L’importance de la relation pédagogique dans la mobilisation des élèves a été l’objet de controverses ces dernières décennies dans les différents courants pédagogiques (de la primauté du relationnel (entendu comme primat de l’affectivité) dans les années 70, au primat du rationnel dans les années 80).
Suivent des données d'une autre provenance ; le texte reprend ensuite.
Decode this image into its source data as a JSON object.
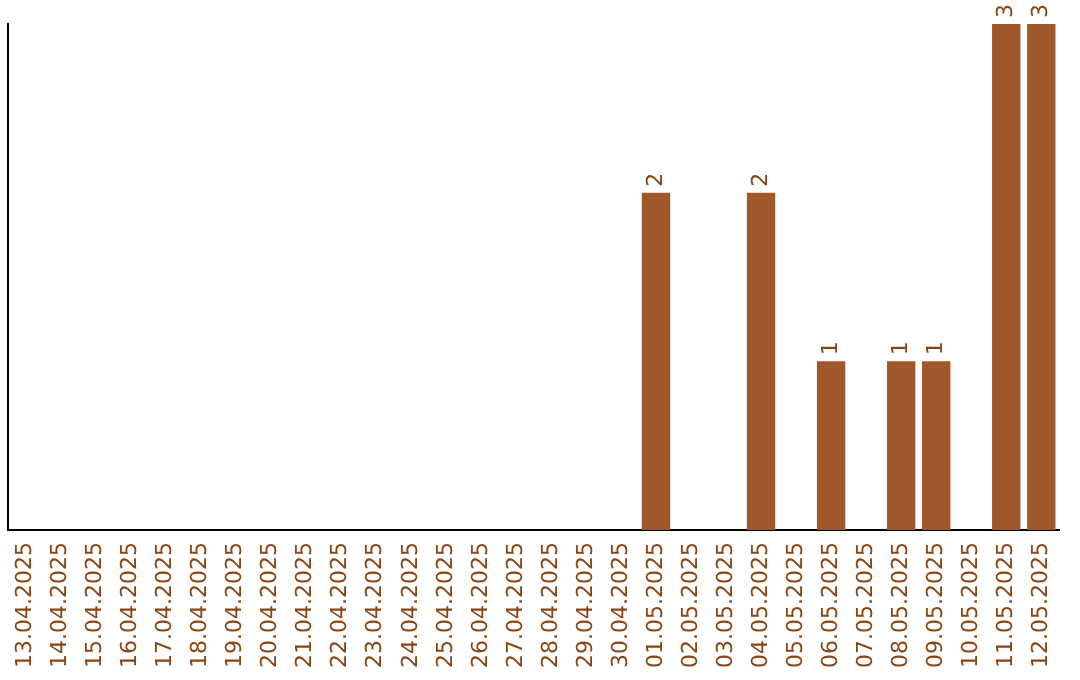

Les recherches en psychologie cognitive et en didactique ont cherché à dépasser les obstacles à l’apprentissage grâce à l’instrumentation pédagogique, aux outils et aux techniques, atténuant la place du relationnel.

Toutefois, l’être humain semble mu par l’affectivité avant de l’être par la rationalité. Cet accès à la rationalité ne va pas de soi mais advient dans un monde humanisé, dans un environnement social, une culture. C’est donc aussi la médiation d’autres sujets humains qui donne sens au monde (Delannoy, 2005).
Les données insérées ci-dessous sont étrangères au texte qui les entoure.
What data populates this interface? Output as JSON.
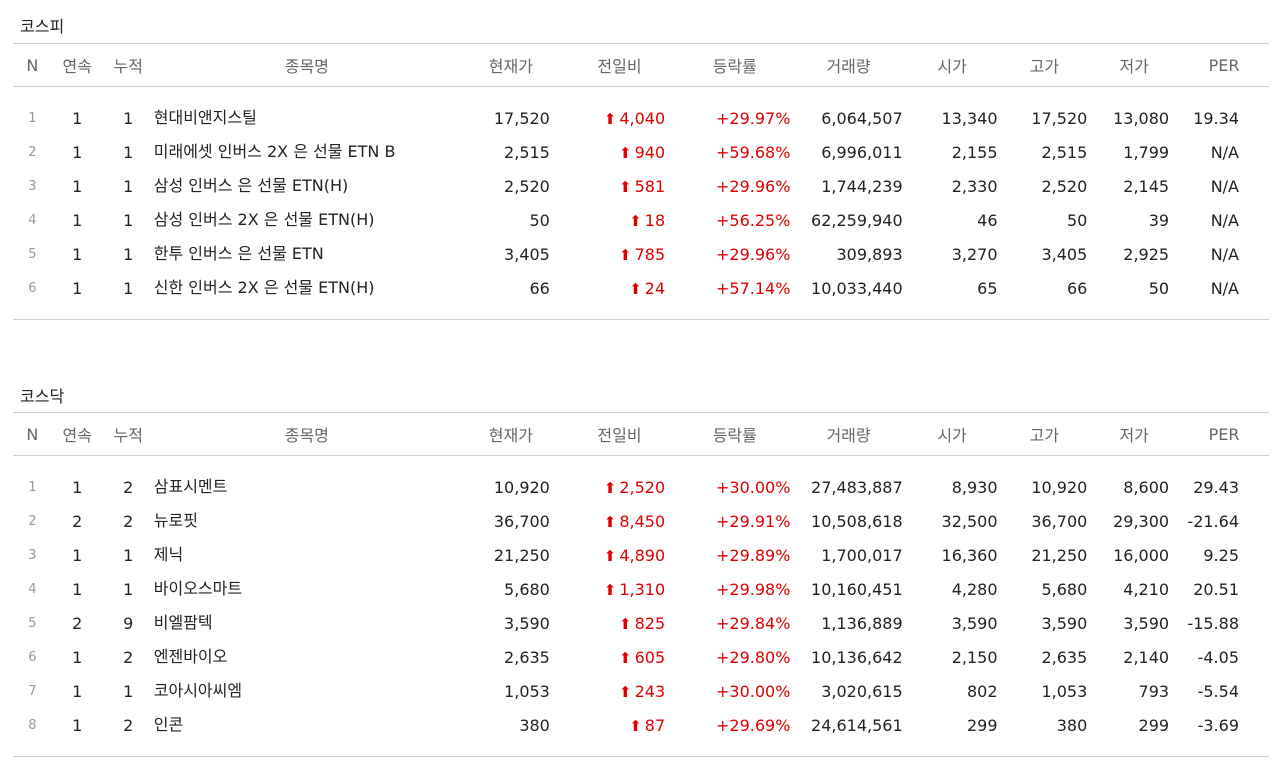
{
  "headers": {
    "n": "N",
    "streak": "연속",
    "cumulative": "누적",
    "name": "종목명",
    "price": "현재가",
    "change": "전일비",
    "rate": "등락률",
    "volume": "거래량",
    "open": "시가",
    "high": "고가",
    "low": "저가",
    "per": "PER"
  },
  "kospi": {
    "title": "코스피",
    "rows": [
      {
        "n": "1",
        "streak": "1",
        "cum": "1",
        "name": "현대비앤지스틸",
        "price": "17,520",
        "change": "4,040",
        "rate": "+29.97%",
        "volume": "6,064,507",
        "open": "13,340",
        "high": "17,520",
        "low": "13,080",
        "per": "19.34"
      },
      {
        "n": "2",
        "streak": "1",
        "cum": "1",
        "name": "미래에셋 인버스 2X 은 선물 ETN B",
        "price": "2,515",
        "change": "940",
        "rate": "+59.68%",
        "volume": "6,996,011",
        "open": "2,155",
        "high": "2,515",
        "low": "1,799",
        "per": "N/A"
      },
      {
        "n": "3",
        "streak": "1",
        "cum": "1",
        "name": "삼성 인버스 은 선물 ETN(H)",
        "price": "2,520",
        "change": "581",
        "rate": "+29.96%",
        "volume": "1,744,239",
        "open": "2,330",
        "high": "2,520",
        "low": "2,145",
        "per": "N/A"
      },
      {
        "n": "4",
        "streak": "1",
        "cum": "1",
        "name": "삼성 인버스 2X 은 선물 ETN(H)",
        "price": "50",
        "change": "18",
        "rate": "+56.25%",
        "volume": "62,259,940",
        "open": "46",
        "high": "50",
        "low": "39",
        "per": "N/A"
      },
      {
        "n": "5",
        "streak": "1",
        "cum": "1",
        "name": "한투 인버스 은 선물 ETN",
        "price": "3,405",
        "change": "785",
        "rate": "+29.96%",
        "volume": "309,893",
        "open": "3,270",
        "high": "3,405",
        "low": "2,925",
        "per": "N/A"
      },
      {
        "n": "6",
        "streak": "1",
        "cum": "1",
        "name": "신한 인버스 2X 은 선물 ETN(H)",
        "price": "66",
        "change": "24",
        "rate": "+57.14%",
        "volume": "10,033,440",
        "open": "65",
        "high": "66",
        "low": "50",
        "per": "N/A"
      }
    ]
  },
  "kosdaq": {
    "title": "코스닥",
    "rows": [
      {
        "n": "1",
        "streak": "1",
        "cum": "2",
        "name": "삼표시멘트",
        "price": "10,920",
        "change": "2,520",
        "rate": "+30.00%",
        "volume": "27,483,887",
        "open": "8,930",
        "high": "10,920",
        "low": "8,600",
        "per": "29.43"
      },
      {
        "n": "2",
        "streak": "2",
        "cum": "2",
        "name": "뉴로핏",
        "price": "36,700",
        "change": "8,450",
        "rate": "+29.91%",
        "volume": "10,508,618",
        "open": "32,500",
        "high": "36,700",
        "low": "29,300",
        "per": "-21.64"
      },
      {
        "n": "3",
        "streak": "1",
        "cum": "1",
        "name": "제닉",
        "price": "21,250",
        "change": "4,890",
        "rate": "+29.89%",
        "volume": "1,700,017",
        "open": "16,360",
        "high": "21,250",
        "low": "16,000",
        "per": "9.25"
      },
      {
        "n": "4",
        "streak": "1",
        "cum": "1",
        "name": "바이오스마트",
        "price": "5,680",
        "change": "1,310",
        "rate": "+29.98%",
        "volume": "10,160,451",
        "open": "4,280",
        "high": "5,680",
        "low": "4,210",
        "per": "20.51"
      },
      {
        "n": "5",
        "streak": "2",
        "cum": "9",
        "name": "비엘팜텍",
        "price": "3,590",
        "change": "825",
        "rate": "+29.84%",
        "volume": "1,136,889",
        "open": "3,590",
        "high": "3,590",
        "low": "3,590",
        "per": "-15.88"
      },
      {
        "n": "6",
        "streak": "1",
        "cum": "2",
        "name": "엔젠바이오",
        "price": "2,635",
        "change": "605",
        "rate": "+29.80%",
        "volume": "10,136,642",
        "open": "2,150",
        "high": "2,635",
        "low": "2,140",
        "per": "-4.05"
      },
      {
        "n": "7",
        "streak": "1",
        "cum": "1",
        "name": "코아시아씨엠",
        "price": "1,053",
        "change": "243",
        "rate": "+30.00%",
        "volume": "3,020,615",
        "open": "802",
        "high": "1,053",
        "low": "793",
        "per": "-5.54"
      },
      {
        "n": "8",
        "streak": "1",
        "cum": "2",
        "name": "인콘",
        "price": "380",
        "change": "87",
        "rate": "+29.69%",
        "volume": "24,614,561",
        "open": "299",
        "high": "380",
        "low": "299",
        "per": "-3.69"
      }
    ]
  },
  "colors": {
    "up": "#e00000",
    "border": "#cfcfcf",
    "muted": "#999999"
  },
  "icons": {
    "change_up": "up-arrow-icon"
  }
}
Les technologies numériques utilisées dans le cadre des dispositifs sont considérées dans la société ainsi que dans les discours des décideurs au sein du système éducatif comme des éléments moteurs du changement.

Composantes essentielles de la culture générale scientifique et technique, elles sont objets d’apprentissage, mais elles participent également aux dispositifs mis en place par les enseignants en tant qu’aide à l’enseignement et environnements d’apprentissage. Elles font partie de l’environnement quotidien de la majorité des adolescents que sont les collégiens tout en ayant toujours un fort pouvoir de fascination.

Comment les élèves, usagers finaux de ces dispositifs vont-ils percevoir ces situations d’apprentissage ? Quels vont être la place et le rôle de la relation pédagogique dans ces dispositifs ?

Nous posons l’hypothèse que le sens des dispositifs mis en place dans le

cadre scolaire selon les élèves se construit particulièrement dans leur

relation aux enseignants. .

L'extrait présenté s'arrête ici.